I shall continue to think of you as Stephen O'Shea which
is a much more interesting name than Clark -- it's impossible
to cut oneself off from one's roots, you know, whatever legal
process you may have gone through. In trying to change your
name I do hope you were not trying to distance yourself from
your parents, to whom you owe, not only your life, but the
years of love and care and help they have given you. Nothing
can wipe that out.
Well here I am in a very different place from the
Oaklands. I had come to the conclusion that two acres of
garden and five empty bedrooms were just too much to cope
with in our advanced age, so I looked about for a smaller
establishment, and have found something with suits me, and I
am surrounded by very kind and friendly people who take me
shopping and give me a lift to Mass and post my letters for
me and altogether I am very well off -- and your cousins --
Meg, Karen, Giles and Piers who have all been schooled with
the idea of making a contribution to the world come and see
me quite frequently -- in fact Karen has been here in the past
week, having driven all the way across France and over (not
under!) the Channel and who has now gone north to stay with
Meg in Yorkshire for a few days --
So your prosey old grandma will look forward to hearing
one day that your talents are going to be used and you will
learn to co-operate with your fellow human beings. I don't
suppose you get much opportunity to read the New Testament,
but Our Lord tells the story of three men who having been
given money, went away and put it to good use -- two of them
did well. The third hid the money and did nothing with it,
just buried it in the ground -- so don't bury your talents
but put them to good use.
I'd like to hear from you some day, and would you have
time to make a picture for me?
That letter didn't change my outlook on life in any way. But here's one that did:
Dear Mr Clark
I am writing to you about your claim for Disability Support Pension.
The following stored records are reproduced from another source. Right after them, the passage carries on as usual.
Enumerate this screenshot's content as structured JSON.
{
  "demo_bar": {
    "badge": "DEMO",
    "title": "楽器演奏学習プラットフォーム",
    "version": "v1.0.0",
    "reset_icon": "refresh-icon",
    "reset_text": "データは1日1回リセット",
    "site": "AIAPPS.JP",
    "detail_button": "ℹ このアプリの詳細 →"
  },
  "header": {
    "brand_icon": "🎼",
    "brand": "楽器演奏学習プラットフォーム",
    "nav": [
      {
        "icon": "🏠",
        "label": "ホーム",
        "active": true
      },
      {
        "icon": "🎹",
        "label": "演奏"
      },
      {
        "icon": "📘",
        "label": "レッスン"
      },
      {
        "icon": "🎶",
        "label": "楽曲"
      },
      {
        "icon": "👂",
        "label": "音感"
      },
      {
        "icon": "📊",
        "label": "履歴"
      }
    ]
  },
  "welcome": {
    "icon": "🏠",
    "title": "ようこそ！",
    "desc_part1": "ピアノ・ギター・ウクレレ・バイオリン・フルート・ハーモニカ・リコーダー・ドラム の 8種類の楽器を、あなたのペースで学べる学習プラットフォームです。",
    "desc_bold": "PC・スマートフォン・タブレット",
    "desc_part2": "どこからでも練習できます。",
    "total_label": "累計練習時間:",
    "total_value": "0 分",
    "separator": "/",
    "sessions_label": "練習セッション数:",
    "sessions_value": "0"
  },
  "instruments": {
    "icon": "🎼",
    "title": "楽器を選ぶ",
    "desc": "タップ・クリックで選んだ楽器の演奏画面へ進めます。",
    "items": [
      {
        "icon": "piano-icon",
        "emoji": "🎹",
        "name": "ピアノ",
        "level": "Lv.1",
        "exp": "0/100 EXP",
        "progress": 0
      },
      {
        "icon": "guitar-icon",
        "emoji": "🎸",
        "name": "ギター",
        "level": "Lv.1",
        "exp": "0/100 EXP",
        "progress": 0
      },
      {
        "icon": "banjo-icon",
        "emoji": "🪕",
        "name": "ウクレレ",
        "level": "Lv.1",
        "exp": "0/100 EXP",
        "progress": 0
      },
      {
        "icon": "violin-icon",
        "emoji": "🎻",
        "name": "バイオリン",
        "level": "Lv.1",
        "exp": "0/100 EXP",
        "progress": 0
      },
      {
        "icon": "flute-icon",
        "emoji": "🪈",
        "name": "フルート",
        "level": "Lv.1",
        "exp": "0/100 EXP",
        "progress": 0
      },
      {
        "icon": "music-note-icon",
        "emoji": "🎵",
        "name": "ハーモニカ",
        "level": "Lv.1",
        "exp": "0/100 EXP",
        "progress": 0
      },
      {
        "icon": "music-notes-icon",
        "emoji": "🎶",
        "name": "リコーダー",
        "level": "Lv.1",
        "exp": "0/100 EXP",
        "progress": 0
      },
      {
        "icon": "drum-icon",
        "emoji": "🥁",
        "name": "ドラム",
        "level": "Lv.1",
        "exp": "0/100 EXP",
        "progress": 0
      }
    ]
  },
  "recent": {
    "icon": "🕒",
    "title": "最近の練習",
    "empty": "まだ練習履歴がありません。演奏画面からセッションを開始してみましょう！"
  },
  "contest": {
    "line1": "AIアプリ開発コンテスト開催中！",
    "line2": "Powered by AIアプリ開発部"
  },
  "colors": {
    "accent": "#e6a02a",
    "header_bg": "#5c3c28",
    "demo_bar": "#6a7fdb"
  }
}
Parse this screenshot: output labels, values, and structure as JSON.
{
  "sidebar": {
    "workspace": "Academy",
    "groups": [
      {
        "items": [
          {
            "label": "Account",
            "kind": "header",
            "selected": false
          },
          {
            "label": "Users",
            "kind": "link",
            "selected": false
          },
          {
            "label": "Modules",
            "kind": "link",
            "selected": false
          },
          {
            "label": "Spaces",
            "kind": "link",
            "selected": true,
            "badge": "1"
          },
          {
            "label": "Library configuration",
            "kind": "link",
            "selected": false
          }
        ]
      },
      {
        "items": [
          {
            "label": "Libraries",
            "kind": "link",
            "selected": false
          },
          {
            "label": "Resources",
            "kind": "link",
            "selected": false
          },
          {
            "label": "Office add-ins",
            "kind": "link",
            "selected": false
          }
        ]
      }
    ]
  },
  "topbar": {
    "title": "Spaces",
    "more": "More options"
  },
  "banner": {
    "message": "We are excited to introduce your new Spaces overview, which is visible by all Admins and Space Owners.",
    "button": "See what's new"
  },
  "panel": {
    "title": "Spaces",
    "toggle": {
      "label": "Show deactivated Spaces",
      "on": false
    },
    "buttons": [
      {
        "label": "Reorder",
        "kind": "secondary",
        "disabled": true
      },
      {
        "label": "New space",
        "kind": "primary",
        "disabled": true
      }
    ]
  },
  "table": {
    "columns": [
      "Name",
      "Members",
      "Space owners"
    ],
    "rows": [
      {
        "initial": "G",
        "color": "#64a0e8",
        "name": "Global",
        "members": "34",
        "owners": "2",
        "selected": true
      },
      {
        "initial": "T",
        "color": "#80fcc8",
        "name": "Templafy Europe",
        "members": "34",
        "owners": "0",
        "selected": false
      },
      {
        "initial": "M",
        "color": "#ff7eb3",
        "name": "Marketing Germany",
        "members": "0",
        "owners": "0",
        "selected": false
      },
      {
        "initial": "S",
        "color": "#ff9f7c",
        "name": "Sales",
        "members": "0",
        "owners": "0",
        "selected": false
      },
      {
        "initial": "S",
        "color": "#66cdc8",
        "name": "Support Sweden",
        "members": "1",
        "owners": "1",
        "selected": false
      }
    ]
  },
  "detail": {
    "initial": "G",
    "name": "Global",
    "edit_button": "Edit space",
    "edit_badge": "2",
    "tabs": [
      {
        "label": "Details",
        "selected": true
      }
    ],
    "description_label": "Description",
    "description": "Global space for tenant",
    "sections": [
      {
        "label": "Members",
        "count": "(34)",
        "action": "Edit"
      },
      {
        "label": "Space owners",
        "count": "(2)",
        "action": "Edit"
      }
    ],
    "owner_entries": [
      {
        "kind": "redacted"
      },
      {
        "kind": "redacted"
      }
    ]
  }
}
Your Pension will be $376.40 per fortnight starting from 25 January 1996. Arrears of $738.40 have been
credited to your account.
Your Disability Support Pension starts from pension payday 28 December 1995.
How much you can be paid depends on your age and if you are living at home with your
parents or away from home. Your rate of pension is based on the facts that you are
over 18 years, but under 21 years, and living away from home.
Please read the back of this letter. It tell you about your Social Security
rights and what you have to tell us.
If you want to know more please get in touch with us. Our address and phone
number are at the top of this letter. Please have the letter with you if you call.
When I received this letter from the Department of Social Security on January 10th 1996,
I felt as if all my worries had suddenly been appeased and I envisioned that my life
would be just fine from there on in.
There's more mail, but you're getting bored I can tell.